Wisper Internet tower technicians Clayton Sanker (left on truck) and Max Henry pack up after they replaced a repeater radio for the company's internet broadcast to rural areas atop the 65 foot tall pole in the background at right. They were working on Old Lebanon Troy Road northeast of O'Fallon, Illinois. Wisper Internet recently won $220 million in federal subsidies in an FCC auction for bringing high-speed internet to rural areas. Photo by Tim Vizer

Wisper Internet, based in Mascoutah, announced Tuesday that it is teaming with Microsoft to bridge the digital divide in rural areas.

The project, part of Microsoft's Airband Initiative, will bring internet access to rural parts of Missouri, Illinois, Oklahoma, Arkansas and Indiana. Of 2 million residents in the targeted areas, the Federal Communications Commission considers 980,000 to be underserved by broadband providers.
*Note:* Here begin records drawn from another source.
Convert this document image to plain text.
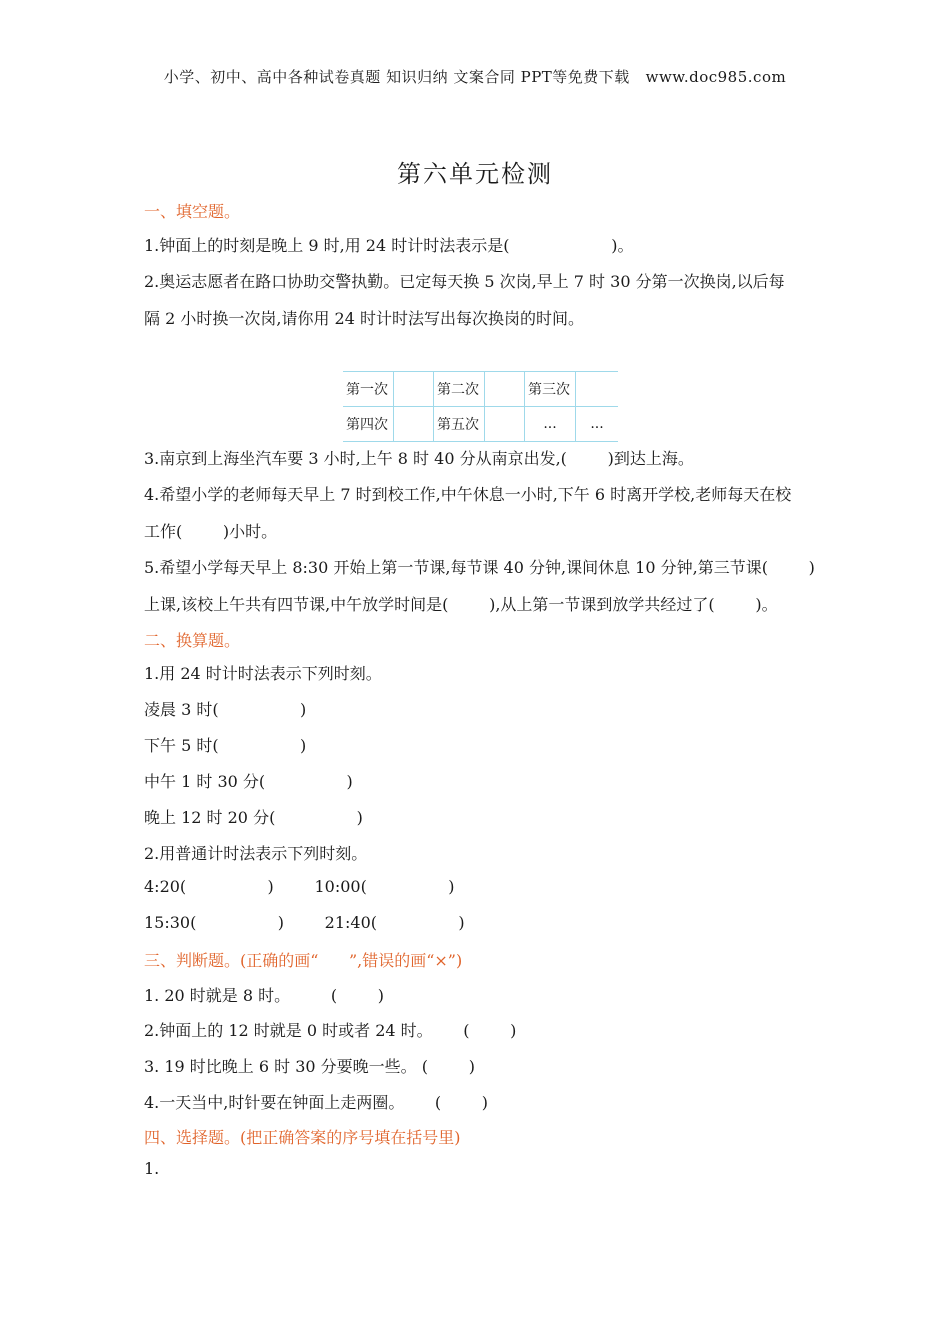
小学、初中、高中各种试卷真题 知识归纳 文案合同 PPT等免费下载   www.doc985.com
第六单元检测
一、填空题。
1.钟面上的时刻是晚上 9 时,用 24 时计时法表示是(                    )。
2.奥运志愿者在路口协助交警执勤。已定每天换 5 次岗,早上 7 时 30 分第一次换岗,以后每
隔 2 小时换一次岗,请你用 24 时计时法写出每次换岗的时间。
第一次		第二次		第三次	
第四次		第五次		...	...
3.南京到上海坐汽车要 3 小时,上午 8 时 40 分从南京出发,(        )到达上海。
4.希望小学的老师每天早上 7 时到校工作,中午休息一小时,下午 6 时离开学校,老师每天在校
工作(        )小时。
5.希望小学每天早上 8:30 开始上第一节课,每节课 40 分钟,课间休息 10 分钟,第三节课(        )
上课,该校上午共有四节课,中午放学时间是(        ),从上第一节课到放学共经过了(        )。
二、换算题。
1.用 24 时计时法表示下列时刻。
凌晨 3 时(                )
下午 5 时(                )
中午 1 时 30 分(                )
晚上 12 时 20 分(                )
2.用普通计时法表示下列时刻。
4:20(                )        10:00(                )
15:30(                )        21:40(                )
三、判断题。(正确的画“      ”,错误的画“×”)
1. 20 时就是 8 时。        (        )
2.钟面上的 12 时就是 0 时或者 24 时。      (        )
3. 19 时比晚上 6 时 30 分要晚一些。 (        )
4.一天当中,时针要在钟面上走两圈。      (        )
四、选择题。(把正确答案的序号填在括号里)
1.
Wisper spokeswoman Alison Tupiri said the Microsoft project is in addition to areas the company has committed to serve as part of theFCC's Connect America Fund.The FCC awarded Wisper $220 million from that fund in 2018, the second-largest amounted granted to any company, and Wisper started receiving the money in February.

Tupiri said hiring in the past month has increased Wisper's staff to more than 100 employees. She added that the work has been designated as essential under coronavirus-related emergency orders.

The company serves more than 16,000 customers with a technology known as fixed wireless, which beams internet signals to homes or offices from access points on towers or tall buildings. In areas with low population density, it’s more economical than laying miles of fiber-optic cable.

Microsoft launched its Airband Initiative in 2017. It said in a March 5 news release that the project has already brought internet access within reach of 633,000 previously underserved people.

An FCC report last year said that 35% of rural Missourians and 39% of rural Illinois lack adequate broadband access.